De tradition familiale sunnite, Niyazi Öktem croit au mysticisme mais ne le pratique pas. Il commence à nourrir une curiosité tournée vers le christianisme, dont il étudie les contours, explore le monde monastique, pénètre dans le Vatican, pour finalement établir des contacts religieux plus larges. « Des sectes chrétiennes aux orthodoxes grecs, même les mormons m’ont invité ! », relate-t-il de cette période au cœur du spirituel. Pour lui, voir la religion sous l’angle du libre-arbitre est un moyen d’atteindre le consensus religieux et de dépasser ses différences, tolérance à la clé.

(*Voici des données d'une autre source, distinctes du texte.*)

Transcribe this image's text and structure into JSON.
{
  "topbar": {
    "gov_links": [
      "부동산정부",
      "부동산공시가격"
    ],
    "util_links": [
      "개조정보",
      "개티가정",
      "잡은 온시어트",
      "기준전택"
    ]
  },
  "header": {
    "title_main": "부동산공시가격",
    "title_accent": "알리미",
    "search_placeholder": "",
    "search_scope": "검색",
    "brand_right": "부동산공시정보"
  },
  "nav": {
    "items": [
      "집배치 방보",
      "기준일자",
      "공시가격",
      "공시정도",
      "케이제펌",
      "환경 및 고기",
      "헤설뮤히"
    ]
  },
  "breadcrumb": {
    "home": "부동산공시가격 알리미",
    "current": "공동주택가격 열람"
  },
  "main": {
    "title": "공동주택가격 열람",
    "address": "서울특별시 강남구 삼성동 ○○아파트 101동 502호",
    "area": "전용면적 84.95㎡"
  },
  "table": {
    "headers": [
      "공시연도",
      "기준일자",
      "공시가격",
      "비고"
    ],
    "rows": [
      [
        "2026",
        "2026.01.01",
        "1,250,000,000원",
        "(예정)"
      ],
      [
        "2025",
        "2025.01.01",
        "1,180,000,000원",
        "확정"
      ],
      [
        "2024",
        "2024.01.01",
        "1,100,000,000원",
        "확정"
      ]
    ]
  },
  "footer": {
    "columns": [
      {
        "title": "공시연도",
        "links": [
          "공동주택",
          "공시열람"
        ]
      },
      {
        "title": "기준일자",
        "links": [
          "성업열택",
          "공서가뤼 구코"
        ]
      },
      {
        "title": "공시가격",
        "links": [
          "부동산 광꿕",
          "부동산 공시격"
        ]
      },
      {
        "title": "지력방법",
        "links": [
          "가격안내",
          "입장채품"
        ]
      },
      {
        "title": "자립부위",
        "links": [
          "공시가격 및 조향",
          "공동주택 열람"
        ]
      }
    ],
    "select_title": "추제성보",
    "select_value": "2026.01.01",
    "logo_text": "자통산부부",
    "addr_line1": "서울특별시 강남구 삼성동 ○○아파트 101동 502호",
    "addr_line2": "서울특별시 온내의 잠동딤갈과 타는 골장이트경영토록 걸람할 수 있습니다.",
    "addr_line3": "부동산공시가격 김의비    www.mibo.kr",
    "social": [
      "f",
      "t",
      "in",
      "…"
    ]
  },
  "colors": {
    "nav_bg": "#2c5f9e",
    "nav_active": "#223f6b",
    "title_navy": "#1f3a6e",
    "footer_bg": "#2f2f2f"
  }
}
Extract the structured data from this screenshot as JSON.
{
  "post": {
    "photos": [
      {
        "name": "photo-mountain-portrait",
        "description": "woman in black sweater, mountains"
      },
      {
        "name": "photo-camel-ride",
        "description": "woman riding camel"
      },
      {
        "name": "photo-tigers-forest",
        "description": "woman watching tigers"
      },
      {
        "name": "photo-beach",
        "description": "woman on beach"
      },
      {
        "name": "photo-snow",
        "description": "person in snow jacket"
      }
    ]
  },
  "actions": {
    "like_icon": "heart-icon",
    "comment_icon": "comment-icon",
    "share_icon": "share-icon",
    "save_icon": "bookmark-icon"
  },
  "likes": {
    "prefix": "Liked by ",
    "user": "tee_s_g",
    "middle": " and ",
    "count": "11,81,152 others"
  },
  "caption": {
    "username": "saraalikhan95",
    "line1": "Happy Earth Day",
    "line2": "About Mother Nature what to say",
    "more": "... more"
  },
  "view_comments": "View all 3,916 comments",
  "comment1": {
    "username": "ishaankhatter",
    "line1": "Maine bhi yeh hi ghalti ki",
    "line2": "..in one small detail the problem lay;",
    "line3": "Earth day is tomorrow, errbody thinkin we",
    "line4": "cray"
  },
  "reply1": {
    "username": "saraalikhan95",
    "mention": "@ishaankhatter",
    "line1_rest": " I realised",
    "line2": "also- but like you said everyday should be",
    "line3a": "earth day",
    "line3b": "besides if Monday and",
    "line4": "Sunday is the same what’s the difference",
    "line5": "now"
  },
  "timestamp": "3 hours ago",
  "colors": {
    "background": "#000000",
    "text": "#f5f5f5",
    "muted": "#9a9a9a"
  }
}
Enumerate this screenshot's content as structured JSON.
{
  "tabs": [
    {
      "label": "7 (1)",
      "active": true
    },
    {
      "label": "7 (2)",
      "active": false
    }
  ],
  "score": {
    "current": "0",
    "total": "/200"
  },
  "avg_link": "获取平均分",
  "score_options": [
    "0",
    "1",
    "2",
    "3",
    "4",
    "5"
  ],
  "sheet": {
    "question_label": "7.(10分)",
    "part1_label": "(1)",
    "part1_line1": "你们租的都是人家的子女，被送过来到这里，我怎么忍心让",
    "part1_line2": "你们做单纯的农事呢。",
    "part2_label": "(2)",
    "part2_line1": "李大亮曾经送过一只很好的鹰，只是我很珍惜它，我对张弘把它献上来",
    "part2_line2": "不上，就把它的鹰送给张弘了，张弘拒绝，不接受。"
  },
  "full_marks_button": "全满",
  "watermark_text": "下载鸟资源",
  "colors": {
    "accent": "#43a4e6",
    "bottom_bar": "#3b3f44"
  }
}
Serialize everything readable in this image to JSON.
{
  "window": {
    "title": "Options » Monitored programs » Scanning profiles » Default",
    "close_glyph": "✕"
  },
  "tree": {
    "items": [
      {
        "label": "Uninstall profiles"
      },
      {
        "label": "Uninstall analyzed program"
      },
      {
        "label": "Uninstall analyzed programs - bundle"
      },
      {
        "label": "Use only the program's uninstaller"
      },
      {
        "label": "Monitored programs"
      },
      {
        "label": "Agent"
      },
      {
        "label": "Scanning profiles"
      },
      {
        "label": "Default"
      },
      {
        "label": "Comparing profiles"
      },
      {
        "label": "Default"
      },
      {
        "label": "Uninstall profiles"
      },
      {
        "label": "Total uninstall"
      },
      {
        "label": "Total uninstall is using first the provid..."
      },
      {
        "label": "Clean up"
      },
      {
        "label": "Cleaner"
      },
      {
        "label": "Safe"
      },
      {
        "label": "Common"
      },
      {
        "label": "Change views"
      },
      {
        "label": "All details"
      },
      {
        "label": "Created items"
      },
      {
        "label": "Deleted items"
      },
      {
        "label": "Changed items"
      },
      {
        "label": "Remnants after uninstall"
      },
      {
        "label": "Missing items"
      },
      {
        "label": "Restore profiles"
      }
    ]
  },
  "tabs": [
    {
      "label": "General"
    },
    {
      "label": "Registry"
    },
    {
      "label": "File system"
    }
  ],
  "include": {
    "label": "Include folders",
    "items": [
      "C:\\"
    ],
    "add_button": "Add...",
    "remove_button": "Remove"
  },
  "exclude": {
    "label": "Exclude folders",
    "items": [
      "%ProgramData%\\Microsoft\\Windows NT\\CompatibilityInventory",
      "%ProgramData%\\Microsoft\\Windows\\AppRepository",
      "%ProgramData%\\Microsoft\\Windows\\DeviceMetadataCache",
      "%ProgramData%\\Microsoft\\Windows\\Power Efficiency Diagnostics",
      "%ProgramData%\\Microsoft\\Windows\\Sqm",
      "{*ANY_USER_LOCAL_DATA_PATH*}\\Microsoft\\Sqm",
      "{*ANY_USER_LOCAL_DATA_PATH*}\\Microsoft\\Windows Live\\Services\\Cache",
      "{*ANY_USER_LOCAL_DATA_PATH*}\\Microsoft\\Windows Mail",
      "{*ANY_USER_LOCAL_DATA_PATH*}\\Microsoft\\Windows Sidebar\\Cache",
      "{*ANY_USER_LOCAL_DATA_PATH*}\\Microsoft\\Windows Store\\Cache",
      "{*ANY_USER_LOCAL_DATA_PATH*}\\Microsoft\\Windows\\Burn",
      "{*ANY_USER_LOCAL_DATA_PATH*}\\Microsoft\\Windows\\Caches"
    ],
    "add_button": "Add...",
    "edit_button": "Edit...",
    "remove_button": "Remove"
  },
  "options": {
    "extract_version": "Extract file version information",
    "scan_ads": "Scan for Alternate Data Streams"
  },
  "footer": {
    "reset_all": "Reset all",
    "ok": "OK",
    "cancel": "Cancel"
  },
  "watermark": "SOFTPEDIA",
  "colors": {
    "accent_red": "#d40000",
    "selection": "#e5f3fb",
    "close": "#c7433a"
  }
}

Il se met alors en quête de comprendre, répandre, et défendre cette idée aux quatre coins du globe. « L’interreligionisme a beaucoup intéressé, ici en Turquie », explique-t-il en faisant référence au séminaire de l’UNESCO de 1995 « Religions et Tolérance » où il représentait la Turquie, jusqu’à la création d’un groupe de recherche sur les relations religion-État à Milan en 1998.

« Religion et État ». Voilà une formule qui a beaucoup occupé l’esprit de Niyazi Öktem, l’amenant à penser la fonction de l'État comme essentiellement tournée vers les droits fondamentaux rendus au peuple. Une idée qu’il développe d’ailleurs au sein de Cumhuriyet, dans les années 1980. À cette époque, au lendemain du putsch militaire du 12 septembre 1980, les yeux de Bülent Ecevit, alors emprisonné, tombent sur cet article. Intrigué, il en débat avec ses codétenus. Ni une, ni deux, il envoie une lettre à sa femme en lui parlant de cette plume mystérieuse. À sa sortie de prison, l’ancien Premier ministre souhaite rencontrer l’auteur de ces mots, pour réfléchir ensemble sur le rôle de l’État dans le dialogue interreligieux. En créant en novembre 1985 le Parti de la gauche démocratique (DSP), une formation social-démocrate, kémaliste et étatiste, Bülent Ecevit fait appel à Niyazi Öktem pour fonder un comité sur la question. Ils y gravent une nouvelle définition de la laïcité, en bonne relation avec la croyance et en rétablissant sa liaison avec l’islam. « Alors que ces intellectuels de gauche avaient toujours été distants avec l’islam, celle-ci était enfin prise en considération. Porter et exprimer sa religion en toute liberté, voilà ce que j’ai essayé de défendre en Turquie », conclut l’octogénaire, en regardant Istanbul par la fenêtre, sa vie en arrière-plan.